P44Session 2 (Tuesday 13 January 2026, 14:10-16:40)AI-based real-time speaker separation: An alternative approach to beamforming.
Research Question: The so-called cocktail party problem describes the limited ability of hearing aid and cochlear implant users to follow a target speaker in noisy multi-talker environments. Classical approaches such as beamforming improve speech intelligibility using multiple microphones to extract and enhance the signal of a single speaker. The goal of this study was to develop an AI-based real-time speaker separation method that achieves good results using only one microphone.
Methods: A web-based system for blind source separation (BSS) was implemented, processing continuous audio data in 0.5-second windows. The separation is achieved using neural AI models (TDANet, TIGER) within a FastAPI/OpenVINO framework. The AI models, pre-trained on English data, were optimized for real-time application and applied to German audio data. Real-time processing was successfully implemented at a sampling rate of 16 kHz and a window length of 0.5 seconds. A WebAudio frontend with AudioWorklets handles streaming, playback, and visualization in real time - completely within the browser and without any special hardware requirements.
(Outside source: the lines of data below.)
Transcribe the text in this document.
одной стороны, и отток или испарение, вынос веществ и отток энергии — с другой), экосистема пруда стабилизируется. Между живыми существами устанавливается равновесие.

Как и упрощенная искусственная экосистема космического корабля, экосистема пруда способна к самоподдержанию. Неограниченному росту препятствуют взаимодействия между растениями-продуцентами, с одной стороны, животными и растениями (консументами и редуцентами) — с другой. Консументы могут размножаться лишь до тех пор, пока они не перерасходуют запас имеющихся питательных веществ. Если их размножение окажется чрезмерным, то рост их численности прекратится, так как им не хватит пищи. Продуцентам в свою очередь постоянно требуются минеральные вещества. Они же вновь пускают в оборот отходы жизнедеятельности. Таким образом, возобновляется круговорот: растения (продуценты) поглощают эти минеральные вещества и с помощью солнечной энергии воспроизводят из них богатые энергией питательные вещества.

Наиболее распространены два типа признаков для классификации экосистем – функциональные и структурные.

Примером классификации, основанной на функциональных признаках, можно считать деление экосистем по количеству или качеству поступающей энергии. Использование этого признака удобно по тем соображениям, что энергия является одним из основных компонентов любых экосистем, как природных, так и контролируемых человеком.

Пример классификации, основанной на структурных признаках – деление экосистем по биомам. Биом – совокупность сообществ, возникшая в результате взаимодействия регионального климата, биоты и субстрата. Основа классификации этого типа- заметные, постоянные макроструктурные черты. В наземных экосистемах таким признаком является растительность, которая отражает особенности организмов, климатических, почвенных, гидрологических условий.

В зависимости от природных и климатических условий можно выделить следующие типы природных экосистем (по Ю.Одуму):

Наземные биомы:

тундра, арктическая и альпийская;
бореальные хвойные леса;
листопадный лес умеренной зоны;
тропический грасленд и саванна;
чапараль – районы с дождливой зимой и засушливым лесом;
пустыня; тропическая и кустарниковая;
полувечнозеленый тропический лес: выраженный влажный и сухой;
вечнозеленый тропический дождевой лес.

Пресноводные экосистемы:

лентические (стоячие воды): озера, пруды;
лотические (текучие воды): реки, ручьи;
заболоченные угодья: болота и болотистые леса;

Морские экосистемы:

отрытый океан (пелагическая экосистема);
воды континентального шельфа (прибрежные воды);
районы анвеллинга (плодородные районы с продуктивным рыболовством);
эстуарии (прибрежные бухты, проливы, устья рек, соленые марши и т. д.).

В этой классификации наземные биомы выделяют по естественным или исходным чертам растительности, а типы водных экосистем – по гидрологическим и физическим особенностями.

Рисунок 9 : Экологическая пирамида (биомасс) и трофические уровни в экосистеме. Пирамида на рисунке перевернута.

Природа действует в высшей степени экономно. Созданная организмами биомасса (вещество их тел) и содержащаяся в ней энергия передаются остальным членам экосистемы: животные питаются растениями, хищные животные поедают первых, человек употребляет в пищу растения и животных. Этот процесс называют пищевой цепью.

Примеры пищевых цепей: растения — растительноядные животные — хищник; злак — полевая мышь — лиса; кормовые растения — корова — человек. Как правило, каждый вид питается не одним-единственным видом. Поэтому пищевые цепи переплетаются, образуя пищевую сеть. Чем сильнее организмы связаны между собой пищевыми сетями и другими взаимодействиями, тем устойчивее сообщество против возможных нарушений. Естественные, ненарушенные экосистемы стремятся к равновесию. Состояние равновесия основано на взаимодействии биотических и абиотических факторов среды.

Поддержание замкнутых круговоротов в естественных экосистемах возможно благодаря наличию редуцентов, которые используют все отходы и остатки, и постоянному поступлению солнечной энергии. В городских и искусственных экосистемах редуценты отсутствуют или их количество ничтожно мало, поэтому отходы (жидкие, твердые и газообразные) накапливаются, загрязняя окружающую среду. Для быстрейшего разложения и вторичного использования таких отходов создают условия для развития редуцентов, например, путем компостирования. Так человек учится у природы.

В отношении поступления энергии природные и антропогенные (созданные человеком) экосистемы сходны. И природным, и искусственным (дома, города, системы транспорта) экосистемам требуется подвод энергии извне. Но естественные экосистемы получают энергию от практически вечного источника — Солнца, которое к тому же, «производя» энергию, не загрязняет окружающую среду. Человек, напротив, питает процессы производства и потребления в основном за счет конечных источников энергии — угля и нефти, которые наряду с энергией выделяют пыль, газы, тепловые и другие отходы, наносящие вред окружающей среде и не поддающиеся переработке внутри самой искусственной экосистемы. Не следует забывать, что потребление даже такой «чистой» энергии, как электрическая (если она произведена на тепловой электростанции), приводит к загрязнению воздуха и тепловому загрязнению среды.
Results: The system achieved a latency below 300 ms on standard laptops (without GPU) and operated continuously without dropouts. Subjective reports from test participants indicated a clear separation of speaker voices and an improved intelligibility in overlapping speech. All signal processing was performed stably via the WebSocket stream, and visual feedback (waveform/STFT) enabled immediate assessment of separation performance in real time.
Conclusions: The combination of efficient model optimization and web-based architecture enables AI-based real-time speaker separation using only a single microphone. This concept shows potential for future intelligent hearing aids and cochlear implants that could perform AI-based separation directly on the user device.